Simultaneous determinations of cardiac output (using the cardiogreen indicator dilution technique) and arterial--central venous oxygen differences [C(a-cv)O2] were obtained in 200 critically ill surgical patients. The average initial values +/- SD included arterial--central venous oxygen differences of 3.6 +/- 1.6 vol%, cardiac index of 3.4 "/- 1.2 liter/min/sq m, and oxygen consumption of 100 ml/min/sqm. As might be expected, low arterial--central venous oxygen differences, especially if less than 2.0 vol%, were associated with high cardiac indices, but the oxygen consumptions were much lower than normal and the mortality rates were increased. The cardiac indices calculated from the C(a-cv)O2 averaged 4.1 liter/min/sq m and correlated rather well with the measured cardiac indices, particularly if the patients with a C(a-cv)O2 of less than 2.0 vol% were excluded. Arterial pH values did not correlate well with the calculated oxygen consumption. Arterial oxygen contents of more than 16.2 vol% equivalent to a hemoglobin of 12.5 gm/dl or higher with an oxygen saturation of 95%, provided better arteriovenous oxygen differences, oxygen consumptions, and survival rates than those found with lower hemoglobin values. Arterial--central venous oxygen differences and calculated oxygen consumptions can be practical clinical and prognostic value.

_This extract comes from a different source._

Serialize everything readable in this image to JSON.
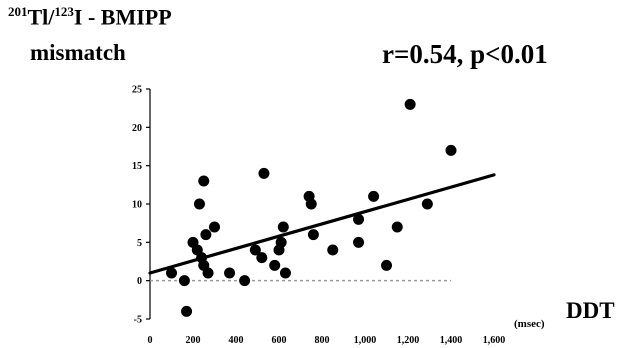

对200例危重症外科患者同时进行了心输出量测定(采用心绿指示剂稀释技术)和动脉 - 中心静脉血氧差[C(a - cv)O2]测定。平均初始值±标准差包括动脉 - 中心静脉血氧差为3.6±1.6容积%,心脏指数为3.4±1.2升/分钟/平方米,氧耗量为100毫升/分钟/平方米。不出所料,低动脉 - 中心静脉血氧差,尤其是低于2.0容积%时,与高心脏指数相关,但氧耗量远低于正常水平且死亡率增加。根据C(a - cv)O2计算出的心脏指数平均为4.1升/分钟/平方米,与实测心脏指数相关性较好,尤其是排除C(a - cv)O2低于2.0容积%的患者后。动脉pH值与计算出的氧耗量相关性不佳。动脉血氧含量超过16.2容积%相当于血红蛋白为12.5克/分升或更高且氧饱和度为95%时,与较低血红蛋白值相比,能提供更好的动静脉血氧差、氧耗量和生存率。动脉 - 中心静脉血氧差和计算出的氧耗量具有实际临床和预后价值。